Author's Note: Ah, I haven't written a Sasori and Deidara fanfic in about a year :) So this felt good. Decided to keep Deidara more in character (meaning he isn't hyper, giddy, and innocent and dumb as hell) in this oneshot. Hope you all enjoy.

Disclaimer: I do NOT own Naruto.

It was one of those days. More specifically, it was the kind of day that made you want to crawl under a rock in hopes that no one would be able to find you. I always hated it when Deidara came to visit.

Lately, he's been like a parasite – skittering around the room, straightening my pencils and stacks of paper, aligning my water bottles along the desk and rubbing out the creases in my thin blanket. He has no idea how much it annoys me. Every time he comes to visit, a new silence never fails to fall around us like dead weight. The unspoken words between us have already started to fester from being neglected for so long. I tangle my fingers in my sheets as I watch Deidara draw back the curtains and open the windows. The tension and anxiety is rolling off of his body in massive waves. It's drowning us. He needs to stop. Tiredly, I sigh and throw my legs over the side of the bed ignoring the pain that shoots through my sore muscles and bruised skin. I hate this. The pain. I need to become a puppet again. A cool breeze from outside causes me to just barely shudder but Deidara, somehow, sees it.

"Cold?" He asks and the sound of his deep voice traveling to my ear hits me like a ton of bricks. I wasn't expecting him to say anything today either.

"Leave them open." I tell him and frown at how scratchy my voice sounds before reaching over to grab some bottled water off the nightstand. "The breeze feels nice."

Deidara's looking right at me now and for once he isn't moving. He isn't wiping down stuff, realigning empty water bottles, pushing in my abandoned chair or anything like that. For once, he's still.

"Whatever, if you get sick don't say I didn't ask, hm. All I'll do is laugh, hm."

I want to retort but I honestly don't have the energy to put up with Deidara's mouth today or even tomorrow for that matter. I stiffen when Deidara pads over and I feel his calloused fingers lightly drum on my left knee for a few seconds before pulling away and for the first time in two days he's actually looking at me. Not staring at me but looking at me. His sky blue eyes are wide and intense. His jaw is tight and his blonde eyebrows are drawn deep together in thought.

"When you recover … we need to start training together again, hm." He says suddenly and pushes those long blonde locks back behind his shoulders. "Are you feeling better Sasori-danna, hm?"

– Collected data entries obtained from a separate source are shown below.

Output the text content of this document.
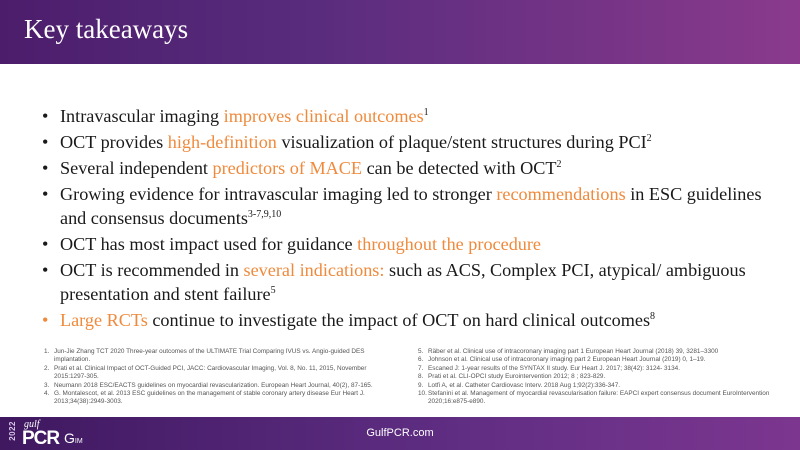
Key takeaways
• Intravascular imaging improves clinical outcomes$^1$
• OCT provides high-definition visualization of plaque/stent structures during PCI$^2$
• Several independent predictors of MACE can be detected with OCT$^2$
• Growing evidence for intravascular imaging led to stronger recommendations in ESC guidelines and consensus documents$^{3-7,9,10}$
• OCT has most impact used for guidance throughout the procedure
• OCT is recommended in several indications: such as ACS, Complex PCI, atypical/ ambiguous presentation and stent failure$^5$
• Large RCTs continue to investigate the impact of OCT on hard clinical outcomes$^8$
1. Jun-Jie Zhang TCT 2020 Three-year outcomes of the ULTIMATE Trial Comparing IVUS vs. Angio-guided DES implantation.
2. Prati et al. Clinical Impact of OCT-Guided PCI, JACC: Cardiovascular Imaging, Vol. 8, No. 11, 2015, November 2015:1297-305.
3. Neumann 2018 ESC/EACTS guidelines on myocardial revascularization. European Heart Journal, 40(2), 87-165.
4. G. Montalescot, et al. 2013 ESC guidelines on the management of stable coronary artery disease Eur Heart J. 2013;34(38):2949-3003.
5. Räber et al. Clinical use of intracoronary imaging part 1 European Heart Journal (2018) 39, 3281–3300
6. Johnson et al. Clinical use of intracoronary imaging part 2 European Heart Journal (2019) 0, 1–19.
7. Escaned J: 1-year results of the SYNTAX II study. Eur Heart J. 2017; 38(42): 3124- 3134.
8. Prati et al. CLI-OPCI study Eurointervention 2012; 8 ; 823-829.
9. Lotfi A, et al. Catheter Cardiovasc Interv. 2018 Aug 1;92(2):336-347.
10. Stefanini et al. Management of myocardial revascularisation failure: EAPCI expert consensus document EuroIntervention 2020;16:e875-e890.
2022 gulf
PCR GIM
GulfPCR.com
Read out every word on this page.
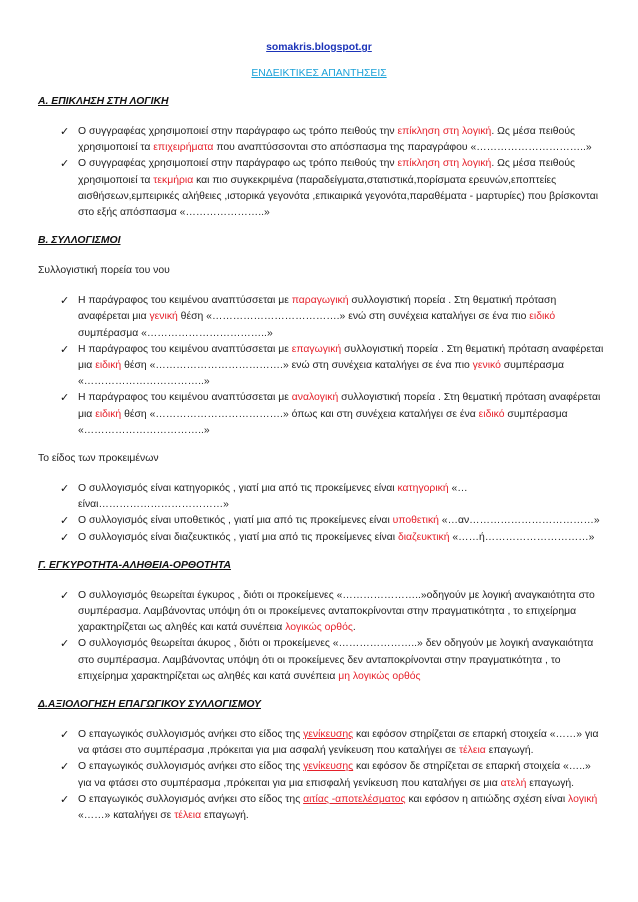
somakris.blogspot.gr
ΕΝΔΕΙΚΤΙΚΕΣ ΑΠΑΝΤΗΣΕΙΣ
Α. ΕΠΙΚΛΗΣΗ ΣΤΗ ΛΟΓΙΚΗ
✓ Ο συγγραφέας χρησιμοποιεί στην παράγραφο ως τρόπο πειθούς την επίκληση στη λογική. Ως μέσα πειθούς χρησιμοποιεί τα επιχειρήματα που αναπτύσσονται στο απόσπασμα της παραγράφου «…………………………..»
✓ Ο συγγραφέας χρησιμοποιεί στην παράγραφο ως τρόπο πειθούς την επίκληση στη λογική. Ως μέσα πειθούς χρησιμοποιεί τα τεκμήρια και πιο συγκεκριμένα (παραδείγματα,στατιστικά,πορίσματα ερευνών,εποπτείες αισθήσεων,εμπειρικές αλήθειες ,ιστορικά γεγονότα ,επικαιρικά γεγονότα,παραθέματα - μαρτυρίες) που βρίσκονται στο εξής απόσπασμα «…………………..»
Β. ΣΥΛΛΟΓΙΣΜΟΙ

Συλλογιστική πορεία του νου

✓ Η παράγραφος του κειμένου αναπτύσσεται με παραγωγική συλλογιστική πορεία . Στη θεματική πρόταση αναφέρεται μια γενική θέση «……………………………….» ενώ στη συνέχεια καταλήγει σε ένα πιο ειδικό συμπέρασμα «……………………………..»
✓ Η παράγραφος του κειμένου αναπτύσσεται με επαγωγική συλλογιστική πορεία . Στη θεματική πρόταση αναφέρεται μια ειδική θέση «……………………………….» ενώ στη συνέχεια καταλήγει σε ένα πιο γενικό συμπέρασμα «……………………………..»
✓ Η παράγραφος του κειμένου αναπτύσσεται με αναλογική συλλογιστική πορεία . Στη θεματική πρόταση αναφέρεται μια ειδική θέση «……………………………….» όπως και στη συνέχεια καταλήγει σε ένα ειδικό συμπέρασμα «……………………………..»

Το είδος των προκειμένων

✓ Ο συλλογισμός είναι κατηγορικός , γιατί μια από τις προκείμενες είναι κατηγορική «…είναι………………………………»
✓ Ο συλλογισμός είναι υποθετικός , γιατί μια από τις προκείμενες είναι υποθετική «…αν………………………………»
✓ Ο συλλογισμός είναι διαζευκτικός , γιατί μια από τις προκείμενες είναι διαζευκτική «……ή…………………………»
Γ. ΕΓΚΥΡΟΤΗΤΑ-ΑΛΗΘΕΙΑ-ΟΡΘΟΤΗΤΑ
✓ Ο συλλογισμός θεωρείται έγκυρος , διότι οι προκείμενες «…………………..»οδηγούν με λογική αναγκαιότητα στο συμπέρασμα. Λαμβάνοντας υπόψη ότι οι προκείμενες ανταποκρίνονται στην πραγματικότητα , το επιχείρημα χαρακτηρίζεται ως αληθές και κατά συνέπεια λογικώς ορθός.
✓ Ο συλλογισμός θεωρείται άκυρος , διότι οι προκείμενες «…………………..» δεν οδηγούν με λογική αναγκαιότητα στο συμπέρασμα. Λαμβάνοντας υπόψη ότι οι προκείμενες δεν ανταποκρίνονται στην πραγματικότητα , το επιχείρημα χαρακτηρίζεται ως αληθές και κατά συνέπεια μη λογικώς ορθός
Δ.ΑΞΙΟΛΟΓΗΣΗ ΕΠΑΓΩΓΙΚΟΥ ΣΥΛΛΟΓΙΣΜΟΥ
✓ Ο επαγωγικός συλλογισμός ανήκει στο είδος της γενίκευσης και εφόσον στηρίζεται σε επαρκή στοιχεία «……» για να φτάσει στο συμπέρασμα ,πρόκειται για μια ασφαλή γενίκευση που καταλήγει σε τέλεια επαγωγή.
✓ Ο επαγωγικός συλλογισμός ανήκει στο είδος της γενίκευσης και εφόσον δε στηρίζεται σε επαρκή στοιχεία «…..» για να φτάσει στο συμπέρασμα ,πρόκειται για μια επισφαλή γενίκευση που καταλήγει σε μια ατελή επαγωγή.
✓ Ο επαγωγικός συλλογισμός ανήκει στο είδος της αιτίας -αποτελέσματος και εφόσον η αιτιώδης σχέση είναι λογική «……» καταλήγει σε τέλεια επαγωγή.
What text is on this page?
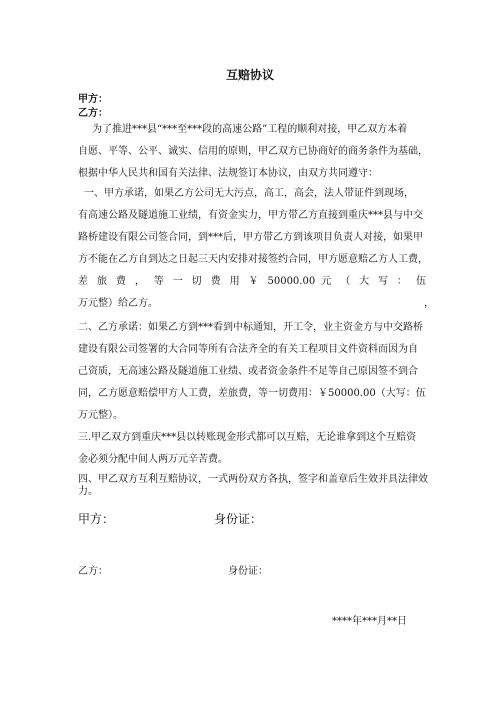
互赔协议
甲方：
乙方：
为了推进***县“***至***段的高速公路”工程的顺利对接，甲乙双方本着
自愿、平等、公平、诚实、信用的原则，甲乙双方已协商好的商务条件为基础，
根据中华人民共和国有关法律、法规签订本协议，由双方共同遵守：
一、甲方承诺，如果乙方公司无大污点，高工，高会，法人带证件到现场，
有高速公路及隧道施工业绩，有资金实力，甲方带乙方直接到重庆***县与中交
路桥建设有限公司签合同，到***后，甲方带乙方到该项目负责人对接，如果甲
方不能在乙方自到达之日起三天内安排对接签约合同，甲方愿意赔乙方人工费，
差 旅 费 ， 等 一 切 费 用 ￥ 50000.00 元 （ 大 写 ： 伍
万元整）给乙方。	，
二、乙方承诺：如果乙方到***看到中标通知，开工令，业主资金方与中交路桥
建设有限公司签署的大合同等所有合法齐全的有关工程项目文件资料而因为自
己资质，无高速公路及隧道施工业绩、或者资金条件不足等自己原因签不到合
同，乙方愿意赔偿甲方人工费，差旅费，等一切费用：￥50000.00（大写：伍
万元整）。
三.甲乙双方到重庆***县以转账现金形式都可以互赔，无论谁拿到这个互赔资
金必须分配中间人两万元辛苦费。
四、甲乙双方互利互赔协议，一式两份双方各执，签字和盖章后生效并具法律效
力。
甲方：	身份证：
乙方：	身份证：
****年***月**日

"Brat, do I look better to you?" I snap at him, angry and irritated. "And what are you trying to say? Whatever it is just spit it out." I snarl and glare as I cross my arms expectantly. Deidara always found a way to piss me off. Who did he think he was belittling me? "Are you trying to say that I'm weak, brat? And get the hell away." I push him as hard as I can in my weakened state but he doesn't budge. It's then that I'm reminded of the amount of strength hidden under those delicate features. His biceps coil just beneath taught skin and the muscles in his chest are hard, tight and defined under the palms of my hands from years of heavy training.

We're both strong but in different ways. I've hardly ever had to use taijutsu because my puppets –and my puppet body– were always enough. At least they used to be. Feeling insecure, I take a quick glance at my thin legs and slender arms and almost immediately I begin to feel disgusted with myself. I hate this body. Suddenly, I start wishing I had incorporated more taijutsu and strength training in my sessions with Deidara when I first became human again. The sound of Deidara snickering instantly snaps me out of my thoughts and before I can form an insult, he's wrapping his arms around me. His shoulders are trembling but I've been around Deidara long enough to know that he isn't crying. That just isn't something he does and if he has, I haven't seen it. I resist the instinctive urge to pull away and let my head rest on his shoulder. We don't do this often.

"I'm fine, Deidara."

"Don't risk your life for me ever again, hm."

I don't say okay. In fact, I don't say anything because we both know that –even if we do love each other– I wouldn't ever follow orders from him.